Tras reunir un ejército de 3.000 hombres, volvió a la carga. Tomó la ciudad de Torreón donde consiguió armas y alguna pieza de artillería. Envalentonado, decide tomar Chihuahua, pero son repelidos por las fuerzas federales mucho más numerosas, mejor armadas y, sobre todo, con muchas de piezas de artillería. Pancho Villa se encontraba en una encrucijada, al frente, otra vez Ciudad Juárez, fortificada e imposible de tomar con sus tropas y sin artillería, y tras ellos Chihuahua, donde acababan de ser derrotados… estaban entre la espada y la pared.

Así que, Villa decidió no mirar atrás y seguir hacia Ciudad Juárez. Mandar sus tropas en ataques frontales contra la ciudad sería un suicidio; debían idear algún plan para poder acceder a la ciudad. Y aquí salió el estratega militar que llevaba dentro: decidió tomar el tren de carbón que circulaba desde Ciudad Juárez hasta Chihuahua, vaciaron la carga y unos dos mil rebeldes se camuflaron en los vagones. Obligaron a telegrafiar a Ciudad Juárez que la vía había sido destruida por las tropas rebeldes y que debían regresar.

Desde Ciudad Juárez confirmaron la orden de regreso pero se les ordenó que debían telegrafiar el paso del convoy por cada estación.

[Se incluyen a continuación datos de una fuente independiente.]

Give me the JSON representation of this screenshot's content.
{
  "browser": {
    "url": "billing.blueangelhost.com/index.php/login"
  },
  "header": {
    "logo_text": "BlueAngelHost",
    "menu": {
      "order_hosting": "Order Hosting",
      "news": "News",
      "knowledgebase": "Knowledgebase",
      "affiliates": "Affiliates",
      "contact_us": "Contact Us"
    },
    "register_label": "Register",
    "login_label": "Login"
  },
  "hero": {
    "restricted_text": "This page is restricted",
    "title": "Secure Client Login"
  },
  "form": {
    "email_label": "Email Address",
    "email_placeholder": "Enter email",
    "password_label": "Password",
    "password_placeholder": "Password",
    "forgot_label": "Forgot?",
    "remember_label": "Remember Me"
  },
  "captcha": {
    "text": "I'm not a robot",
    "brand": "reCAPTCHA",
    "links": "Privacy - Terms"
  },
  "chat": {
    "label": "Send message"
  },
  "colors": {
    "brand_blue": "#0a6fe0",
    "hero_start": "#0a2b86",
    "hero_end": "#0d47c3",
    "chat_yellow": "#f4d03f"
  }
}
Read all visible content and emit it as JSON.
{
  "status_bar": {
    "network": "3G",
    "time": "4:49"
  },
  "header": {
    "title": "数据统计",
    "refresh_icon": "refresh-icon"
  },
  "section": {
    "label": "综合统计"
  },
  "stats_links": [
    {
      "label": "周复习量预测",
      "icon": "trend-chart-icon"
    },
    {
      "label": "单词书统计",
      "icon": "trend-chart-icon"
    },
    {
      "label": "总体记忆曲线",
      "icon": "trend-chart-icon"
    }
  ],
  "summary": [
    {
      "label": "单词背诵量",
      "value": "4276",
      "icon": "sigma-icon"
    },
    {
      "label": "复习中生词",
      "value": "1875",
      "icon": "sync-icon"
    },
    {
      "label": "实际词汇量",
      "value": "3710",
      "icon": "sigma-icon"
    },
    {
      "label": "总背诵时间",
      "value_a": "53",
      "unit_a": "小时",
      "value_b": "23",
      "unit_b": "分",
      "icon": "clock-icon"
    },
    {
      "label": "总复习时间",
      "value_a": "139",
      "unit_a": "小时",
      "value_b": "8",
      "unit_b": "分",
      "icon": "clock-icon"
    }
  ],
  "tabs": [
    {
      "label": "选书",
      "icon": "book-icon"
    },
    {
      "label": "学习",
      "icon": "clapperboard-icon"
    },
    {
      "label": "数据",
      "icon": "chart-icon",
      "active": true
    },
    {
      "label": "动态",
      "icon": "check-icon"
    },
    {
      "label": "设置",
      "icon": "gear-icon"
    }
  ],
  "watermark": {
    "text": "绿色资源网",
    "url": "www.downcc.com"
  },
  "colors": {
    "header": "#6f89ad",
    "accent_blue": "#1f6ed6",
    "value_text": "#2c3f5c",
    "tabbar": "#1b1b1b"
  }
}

Villa envió una avanzadilla que fue tomando las estaciones y al paso del tren los telegrafistas de cada estación amablemente –con el cañón de una pistola apoyado en sus sienes- confirmaban el paso. A las dos de la mañana, entraba el tren en Ciudad Juárez. Según la crónica de un periódico de El Paso (Texas):

“El ataque y la toma de Ciudad Juárez fueron una sorpresa completa […] Poco después de las dos de la mañana, un tren de carga entró en los patios del Central Mexicano en Juárez y de él surgieron cientos de rebeldes. Prueba de que la sorpresa fue total es el hecho de que no se disparó un solo tiro hasta que los rebeldes hubieron penetrado hasta el corazón mismo de la ciudad. El tren les había permitido llegar sin interferencias […] Tomada por sorpresa, la guarnición federal opuso escasa resistencia. El cuartel cayó a las cuatro de la mañana y para las cinco había entregado las armas el resto de la ciudad.”

 

Además de la sorpresa, también influyó el hecho de que los oficiales se confiaron en demasía y el ataque les pilló bebiendo, jugando a las cartas u ocupados en algún burdel. Desde aquel momento, Pancho Villa y los villistas tuvieron nombre propio.